The Confederated Tribes of the Chehalis Reservation and other tribes in the lead case are represented by Riyaz Kanji and Cory J. Albright of Kanji & Katzen PLLC, Harold Chesnin of the Confederated Tribes of the Chehalis Reservation and Lisa Koop Gunn of the Tulalip Tribes.
The Cheyenne River Sioux Tribe is represented by Nicole E. Ducheneaux and Rose M. Weckenmann of Big Fire Law & Policy Group LLP. The Rosebud Sioux Tribe is represented by Natalie A. Landreth, Wesley James Furlong, Erin C. Dougherty Lynch, Matthew N. Newman and Megan R. Condon of the Native American Rights Fund. The Oglala Sioux Tribe is represented by Jennifer Bear Eagle of the Oglala Sioux Tribe Legal Department.
The Ute Indian Tribe of the Uintah and Ouray Reservation is represented by Frances C. Bassett, Jeffrey S. Rasmussen, Jeremy J. Patterson and Rollie Wilson of Native Law Group.
The federal government is represented by Joseph H. Hunt, Eric Womack and Jason C. Lynch of the U.S. Department of Justice's Civil Division.

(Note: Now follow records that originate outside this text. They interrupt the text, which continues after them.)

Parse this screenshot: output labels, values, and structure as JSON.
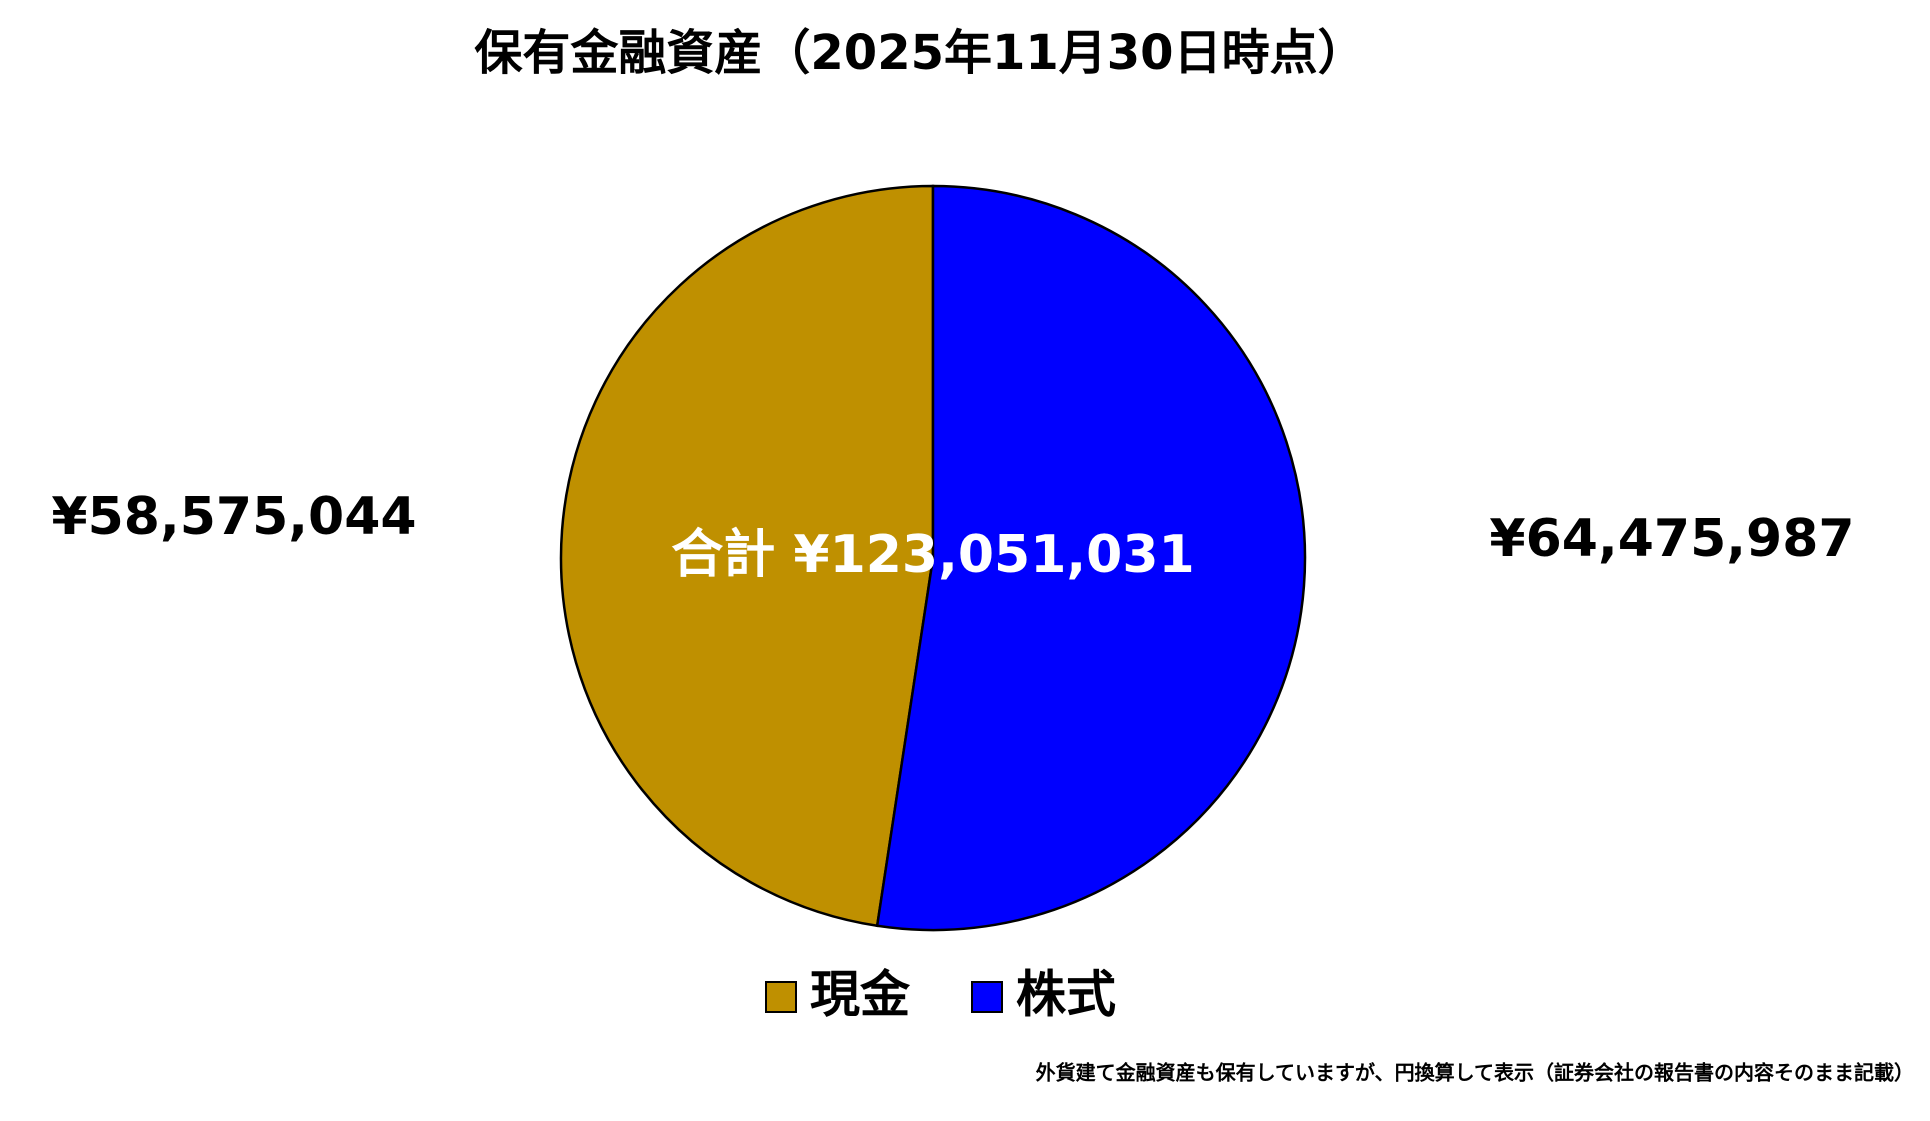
{
  "chart_data": {
    "type": "pie",
    "title": "保有金融資産（2025年11月30日時点）",
    "categories": [
      "現金",
      "株式"
    ],
    "values": [
      58575044,
      64475987
    ],
    "value_labels": [
      "¥58,575,044",
      "¥64,475,987"
    ],
    "colors": [
      "#bf9000",
      "#0000ff"
    ],
    "center_label": "合計 ¥123,051,031",
    "startangle": 90,
    "counterclock": true,
    "legend": "bottom",
    "footnote": "外貨建て金融資産も保有していますが、円換算して表示（証券会社の報告書の内容そのまま記載）"
  }
}
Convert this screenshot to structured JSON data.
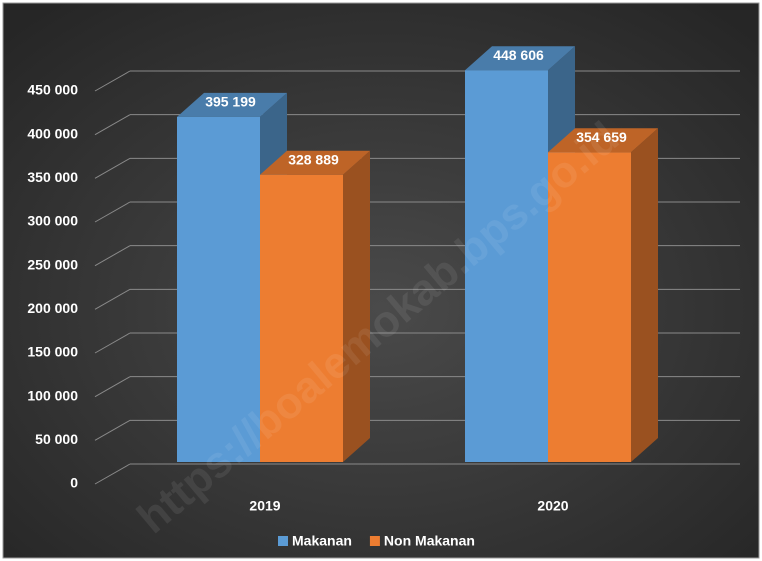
{
  "chart_data": {
    "type": "bar3d",
    "categories": [
      "2019",
      "2020"
    ],
    "series": [
      {
        "name": "Makanan",
        "color": "#5b9bd5",
        "values": [
          395199,
          448606
        ],
        "value_labels": [
          "395 199",
          "448 606"
        ]
      },
      {
        "name": "Non Makanan",
        "color": "#ed7d31",
        "values": [
          328889,
          354659
        ],
        "value_labels": [
          "328 889",
          "354 659"
        ]
      }
    ],
    "ylim": [
      0,
      450000
    ],
    "yticks": [
      0,
      {
        "value": 50000,
        "label": "50 000"
      },
      {
        "value": 100000,
        "label": "100 000"
      },
      {
        "value": 150000,
        "label": "150 000"
      },
      {
        "value": 200000,
        "label": "200 000"
      },
      {
        "value": 250000,
        "label": "250 000"
      },
      {
        "value": 300000,
        "label": "300 000"
      },
      {
        "value": 350000,
        "label": "350 000"
      },
      {
        "value": 400000,
        "label": "400 000"
      },
      {
        "value": 450000,
        "label": "450 000"
      }
    ],
    "grid": true,
    "legend": "bottom",
    "watermark": "https://boalemokab.bps.go.id"
  }
}
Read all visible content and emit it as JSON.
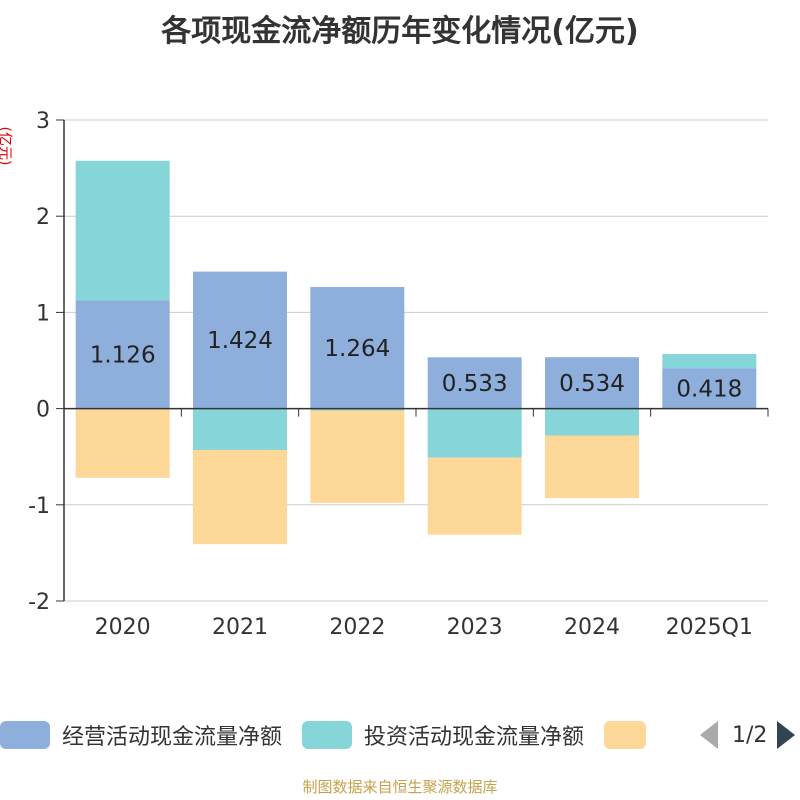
{
  "chart_data": {
    "type": "bar",
    "stacked": true,
    "title": "各项现金流净额历年变化情况(亿元)",
    "ylabel": "(亿元)",
    "categories": [
      "2020",
      "2021",
      "2022",
      "2023",
      "2024",
      "2025Q1"
    ],
    "ylim": [
      -2,
      3
    ],
    "yticks": [
      3,
      2,
      1,
      0,
      -1,
      -2
    ],
    "grid": true,
    "series": [
      {
        "name": "经营活动现金流量净额",
        "color": "#8eaedb",
        "values": [
          1.126,
          1.424,
          1.264,
          0.533,
          0.534,
          0.418
        ],
        "labels": [
          "1.126",
          "1.424",
          "1.264",
          "0.533",
          "0.534",
          "0.418"
        ]
      },
      {
        "name": "投资活动现金流量净额",
        "color": "#86d5d8",
        "values": [
          1.45,
          -0.43,
          -0.02,
          -0.51,
          -0.28,
          0.15
        ]
      },
      {
        "name": "",
        "color": "#fed898",
        "values": [
          -0.72,
          -0.98,
          -0.96,
          -0.8,
          -0.65,
          0
        ]
      }
    ]
  },
  "legend": {
    "items": [
      {
        "label": "经营活动现金流量净额",
        "color": "#8eaedb"
      },
      {
        "label": "投资活动现金流量净额",
        "color": "#86d5d8"
      },
      {
        "label": "",
        "color": "#fed898"
      }
    ],
    "page": "1/2"
  },
  "footer": {
    "source": "制图数据来自恒生聚源数据库"
  }
}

Ahtna Inc. is represented by Michael J. O'Leary and Jonathan Katchen of Holland & Hart LLP. Calista Corp. et al. are represented by Ragan Naresh, Paul D. Clement, Erin E. Murphy and Matthew D. Rowen of Kirkland & Ellis LLP. The ANC associations are represented by Daniel W. Wolff, David Chung and Kirsten L. Nathanson of Crowell & Moring LLP and Christine V. Williams and J. Harrison Powell II of Outlook Law LLC.
The lead case is Confederated Tribes of the Chehalis Reservation v. Mnuchin, case number 1:20-cv-01002, in the U.S. District Court for the District of Columbia.